Ciertamente deben existir límites a la sojización, ya que su evolución en Argentina responde a la falta de condicionantes vinculados con el medioambiente, la seguridad alimentaria y la diversidad productiva; condiciones, que es bueno destacarlo, se incluyen en los principales programas agrícolas del mundo.

La política agrícola, como instrumento de la política económica, debería asegurar desde la rotación de cultivos hasta el abastecimiento interno de alimentos; pasando por las condiciones de tenencia de la tierra, uso propio de la semilla, rentabilidad de los productores, inocuidad en la aplicación de agroquímicos, calidad en los productos alimentarios, apertura de mercados externos, valorización de las exportaciones, etc.

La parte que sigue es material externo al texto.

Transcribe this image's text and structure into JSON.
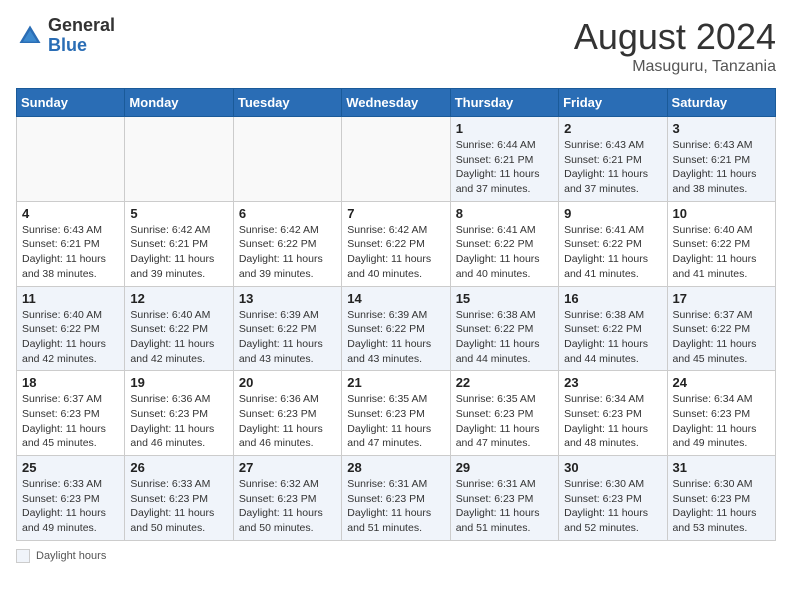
{
  "header": {
    "logo_general": "General",
    "logo_blue": "Blue",
    "title": "August 2024",
    "location": "Masuguru, Tanzania"
  },
  "weekdays": [
    "Sunday",
    "Monday",
    "Tuesday",
    "Wednesday",
    "Thursday",
    "Friday",
    "Saturday"
  ],
  "legend": {
    "label": "Daylight hours"
  },
  "weeks": [
    [
      {
        "day": "",
        "info": ""
      },
      {
        "day": "",
        "info": ""
      },
      {
        "day": "",
        "info": ""
      },
      {
        "day": "",
        "info": ""
      },
      {
        "day": "1",
        "info": "Sunrise: 6:44 AM\nSunset: 6:21 PM\nDaylight: 11 hours and 37 minutes."
      },
      {
        "day": "2",
        "info": "Sunrise: 6:43 AM\nSunset: 6:21 PM\nDaylight: 11 hours and 37 minutes."
      },
      {
        "day": "3",
        "info": "Sunrise: 6:43 AM\nSunset: 6:21 PM\nDaylight: 11 hours and 38 minutes."
      }
    ],
    [
      {
        "day": "4",
        "info": "Sunrise: 6:43 AM\nSunset: 6:21 PM\nDaylight: 11 hours and 38 minutes."
      },
      {
        "day": "5",
        "info": "Sunrise: 6:42 AM\nSunset: 6:21 PM\nDaylight: 11 hours and 39 minutes."
      },
      {
        "day": "6",
        "info": "Sunrise: 6:42 AM\nSunset: 6:22 PM\nDaylight: 11 hours and 39 minutes."
      },
      {
        "day": "7",
        "info": "Sunrise: 6:42 AM\nSunset: 6:22 PM\nDaylight: 11 hours and 40 minutes."
      },
      {
        "day": "8",
        "info": "Sunrise: 6:41 AM\nSunset: 6:22 PM\nDaylight: 11 hours and 40 minutes."
      },
      {
        "day": "9",
        "info": "Sunrise: 6:41 AM\nSunset: 6:22 PM\nDaylight: 11 hours and 41 minutes."
      },
      {
        "day": "10",
        "info": "Sunrise: 6:40 AM\nSunset: 6:22 PM\nDaylight: 11 hours and 41 minutes."
      }
    ],
    [
      {
        "day": "11",
        "info": "Sunrise: 6:40 AM\nSunset: 6:22 PM\nDaylight: 11 hours and 42 minutes."
      },
      {
        "day": "12",
        "info": "Sunrise: 6:40 AM\nSunset: 6:22 PM\nDaylight: 11 hours and 42 minutes."
      },
      {
        "day": "13",
        "info": "Sunrise: 6:39 AM\nSunset: 6:22 PM\nDaylight: 11 hours and 43 minutes."
      },
      {
        "day": "14",
        "info": "Sunrise: 6:39 AM\nSunset: 6:22 PM\nDaylight: 11 hours and 43 minutes."
      },
      {
        "day": "15",
        "info": "Sunrise: 6:38 AM\nSunset: 6:22 PM\nDaylight: 11 hours and 44 minutes."
      },
      {
        "day": "16",
        "info": "Sunrise: 6:38 AM\nSunset: 6:22 PM\nDaylight: 11 hours and 44 minutes."
      },
      {
        "day": "17",
        "info": "Sunrise: 6:37 AM\nSunset: 6:22 PM\nDaylight: 11 hours and 45 minutes."
      }
    ],
    [
      {
        "day": "18",
        "info": "Sunrise: 6:37 AM\nSunset: 6:23 PM\nDaylight: 11 hours and 45 minutes."
      },
      {
        "day": "19",
        "info": "Sunrise: 6:36 AM\nSunset: 6:23 PM\nDaylight: 11 hours and 46 minutes."
      },
      {
        "day": "20",
        "info": "Sunrise: 6:36 AM\nSunset: 6:23 PM\nDaylight: 11 hours and 46 minutes."
      },
      {
        "day": "21",
        "info": "Sunrise: 6:35 AM\nSunset: 6:23 PM\nDaylight: 11 hours and 47 minutes."
      },
      {
        "day": "22",
        "info": "Sunrise: 6:35 AM\nSunset: 6:23 PM\nDaylight: 11 hours and 47 minutes."
      },
      {
        "day": "23",
        "info": "Sunrise: 6:34 AM\nSunset: 6:23 PM\nDaylight: 11 hours and 48 minutes."
      },
      {
        "day": "24",
        "info": "Sunrise: 6:34 AM\nSunset: 6:23 PM\nDaylight: 11 hours and 49 minutes."
      }
    ],
    [
      {
        "day": "25",
        "info": "Sunrise: 6:33 AM\nSunset: 6:23 PM\nDaylight: 11 hours and 49 minutes."
      },
      {
        "day": "26",
        "info": "Sunrise: 6:33 AM\nSunset: 6:23 PM\nDaylight: 11 hours and 50 minutes."
      },
      {
        "day": "27",
        "info": "Sunrise: 6:32 AM\nSunset: 6:23 PM\nDaylight: 11 hours and 50 minutes."
      },
      {
        "day": "28",
        "info": "Sunrise: 6:31 AM\nSunset: 6:23 PM\nDaylight: 11 hours and 51 minutes."
      },
      {
        "day": "29",
        "info": "Sunrise: 6:31 AM\nSunset: 6:23 PM\nDaylight: 11 hours and 51 minutes."
      },
      {
        "day": "30",
        "info": "Sunrise: 6:30 AM\nSunset: 6:23 PM\nDaylight: 11 hours and 52 minutes."
      },
      {
        "day": "31",
        "info": "Sunrise: 6:30 AM\nSunset: 6:23 PM\nDaylight: 11 hours and 53 minutes."
      }
    ]
  ]
}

La contradicción no tiene que ver con un producto agropecuario en particular, sino que es entre productivismo y ruralidad. La elección de acercarnos a esta última opción no debe asociarse con un retroceso en el proceso tecnológico, sino a una adecuación del mismo dentro de un modelo endógeno que ubique el bienestar del pueblo argentino en el centro de la escena y que asuma que el “derrame” no existe.

En un plano más amplio, tampoco es válida la alternativa “tigres o canguros”. Existe un escenario de integración de las “cadenas agroalimentarias”, con fuertes vínculos con la territorialidad, y lo que podemos denominar “la gran industria”, con alta demanda de empleo y desarrollo tecnológico.

Rubén Ciani es economista e investigador del ISEPCi-Instituto de Investigación Social, Económica y Política Ciudadana.